Tuesday, December 8, 2009

THE LAST MAN: Part Thirty-nine

We are taken to what appears to be a command center some distance away from the blast zone. My impression is that it is far too organized to have been thrown together since the fighting began hardly more than two days before. It is as if they were expecting at least some aspect of this, although they also seem to have been surprised by the magnitude of the destruction. Even here the damage is breathtaking.

The immensity of the blast is reflected everywhere. Walls and streets are fractured. Windows are shattered, filling the streets with a dusky scattered amaretto glow from their reflected light. Walls are cracked and buckled, and in one building part of a wall has collapsed into the street. Section Twenty-one soldiers herds Associates from the area. Many of those Associates bear terrible wounds caused by flying glass and debris.

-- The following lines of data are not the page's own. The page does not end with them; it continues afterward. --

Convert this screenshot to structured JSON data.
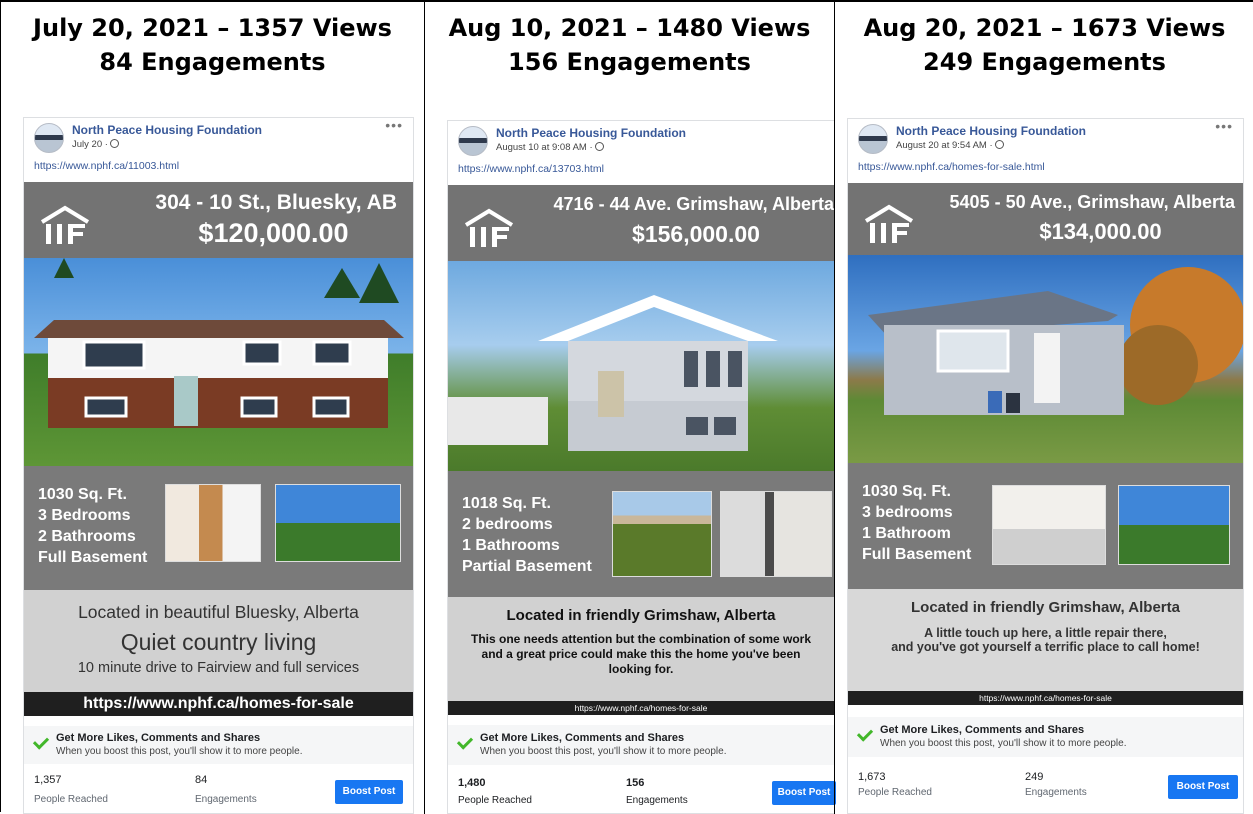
{
  "posts": [
    {
      "header_line1": "July 20, 2021 – 1357 Views",
      "header_line2": "84 Engagements",
      "page_name": "North Peace Housing Foundation",
      "post_date": "July 20 ·",
      "post_link": "https://www.nphf.ca/11003.html",
      "address": "304 - 10 St., Bluesky, AB",
      "price": "$120,000.00",
      "specs": [
        "1030 Sq. Ft.",
        "3 Bedrooms",
        "2 Bathrooms",
        "Full Basement"
      ],
      "location": "Located in beautiful Bluesky, Alberta",
      "tagline": "Quiet country living",
      "description": "10 minute drive to Fairview and full services",
      "listing_url": "https://www.nphf.ca/homes-for-sale",
      "boost_title": "Get More Likes, Comments and Shares",
      "boost_subtitle": "When you boost this post, you'll show it to more people.",
      "people_reached": "1,357",
      "people_reached_label": "People Reached",
      "engagements": "84",
      "engagements_label": "Engagements",
      "boost_button": "Boost Post"
    },
    {
      "header_line1": "Aug 10, 2021 – 1480 Views",
      "header_line2": "156 Engagements",
      "page_name": "North Peace Housing Foundation",
      "post_date": "August 10 at 9:08 AM ·",
      "post_link": "https://www.nphf.ca/13703.html",
      "address": "4716 - 44 Ave. Grimshaw, Alberta",
      "price": "$156,000.00",
      "specs": [
        "1018 Sq. Ft.",
        "2 bedrooms",
        "1 Bathrooms",
        "Partial Basement"
      ],
      "location": "Located in friendly Grimshaw, Alberta",
      "description": "This one needs attention but the combination of some work and a great price could make this the home you've been looking for.",
      "listing_url": "https://www.nphf.ca/homes-for-sale",
      "boost_title": "Get More Likes, Comments and Shares",
      "boost_subtitle": "When you boost this post, you'll show it to more people.",
      "people_reached": "1,480",
      "people_reached_label": "People Reached",
      "engagements": "156",
      "engagements_label": "Engagements",
      "boost_button": "Boost Post"
    },
    {
      "header_line1": "Aug 20, 2021 – 1673 Views",
      "header_line2": "249 Engagements",
      "page_name": "North Peace Housing Foundation",
      "post_date": "August 20 at 9:54 AM ·",
      "post_link": "https://www.nphf.ca/homes-for-sale.html",
      "address": "5405 - 50 Ave., Grimshaw, Alberta",
      "price": "$134,000.00",
      "specs": [
        "1030 Sq. Ft.",
        "3 bedrooms",
        "1 Bathroom",
        "Full Basement"
      ],
      "location": "Located in friendly Grimshaw, Alberta",
      "description_line1": "A little touch up here, a little repair there,",
      "description_line2": "and you've got yourself a terrific place to call home!",
      "listing_url": "https://www.nphf.ca/homes-for-sale",
      "boost_title": "Get More Likes, Comments and Shares",
      "boost_subtitle": "When you boost this post, you'll show it to more people.",
      "people_reached": "1,673",
      "people_reached_label": "People Reached",
      "engagements": "249",
      "engagements_label": "Engagements",
      "boost_button": "Boost Post"
    }
  ],
  "colors": {
    "link_blue": "#385898",
    "boost_blue": "#1877f2",
    "check_green": "#42b72a",
    "flyer_gray": "#737373",
    "url_bar": "#1f1f1f"
  }
}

I feel everything is lost as Desiree and I are shoved through a door and down a long corridor. I half hoped for some chance that we might escape, as I had done in the sewers. That fading opportunity screams in my chest, settling as a dull fever. I am holding Desiree’s hand, almost too tightly. I refuse to let on how hopeless this all seems, though a part of me believes that she already knows. For her sake I portray ultimate confidence, if only because I owe her a measure of doubt about our fate, in the belief that she may find a bit of hope. It is nothing, really. It is a diversion from the fate.

The door closes behind us. The sound of the latch catching slices through me like a knife. It feels final. Both Desiree and I turn at the sound, eyeing it for a moment. Her shoulder is against mine, and I want to believe that reality is as malleable as memory. I want to believe that it is some long carried illness afflicting humanity since the dawn of time. Oh, that I could break free of that affliction at this moment, if for no other reason than to spare myself the pain and dread in Desiree’s face.

The room is poorly lit. A single kinetic light on the ceiling comes to life when it senses our movement. It is old and covered with layer of dust that bleeds from the sides of the bulb. The light is feeble and does little more that allows us to see one another. That light concerts with the ancient stale air of the room. A large old fashioned Sentinel is dark and lifeless on the wall above the door. Its blue glass face is shattered on one side. There is a single overturned chair in the corner that I can well imagine as been there for ages.

I pull the chair from the corner and set it down in the center of the room for Desiree. The wooden legs scrape loudly across the concrete floor. Desiree sits and throws her arms around my waist, as if it might save her from tumbling off the edge of the world. I pull her closer, soothed by her warm cheek against my stomach. She looks up at me, her eyes wanting pools waiting to be filled with hope and promise.

“Is it true,” she asks, “about the exile decree?”

I am lost for a proper answer. My heart tears itself to pieces. “Do you regret now that I came back for you?”

She looks away to the door, and then up to the broken Sentinel out of habit. “When I was in the Reclamation Center I felt so terribly alone. I thought, is this all there is; to live and to die? After I undressed and got into queue I was given a small cup of red liquid. It was sweet and syrupy, but had a bitter taste afterward. I knew it was a drug. I knew I was about to die and happily took that drug so there would be no pain. I could see the furnaces now. It was chaos, pure insanity, not like the Corporation’s illusion of efficiency before. The shouts of the men at the furnaces, the roar of the furnaces, the shuffling of a thousand bare feet. I was at the end, about to be Reclaimed when the attack began. It was bewildering, especially from the drug. They appeared from everywhere, up from the floor, from above, almost seeming to materialize from the air. Section Twenty-one was helpless at first. They were slaughtered. I thought they would free us, but then more Section Twenty-one soldiers appeared, prepared for battle.”

“They were expecting an attack,” I observe.

“There were too many,” she continues. They were shooting everyone. There was panic. Some Associates ran into the furnaces to escape. Many around me were cut down. I hid under bodies until…” Desiree buries her head in her hands and weeps. Kneeling I cradle her face and whisper softly to her tear streaked cheek.

“I love you,” I say, with only the vaguest impression of what that means.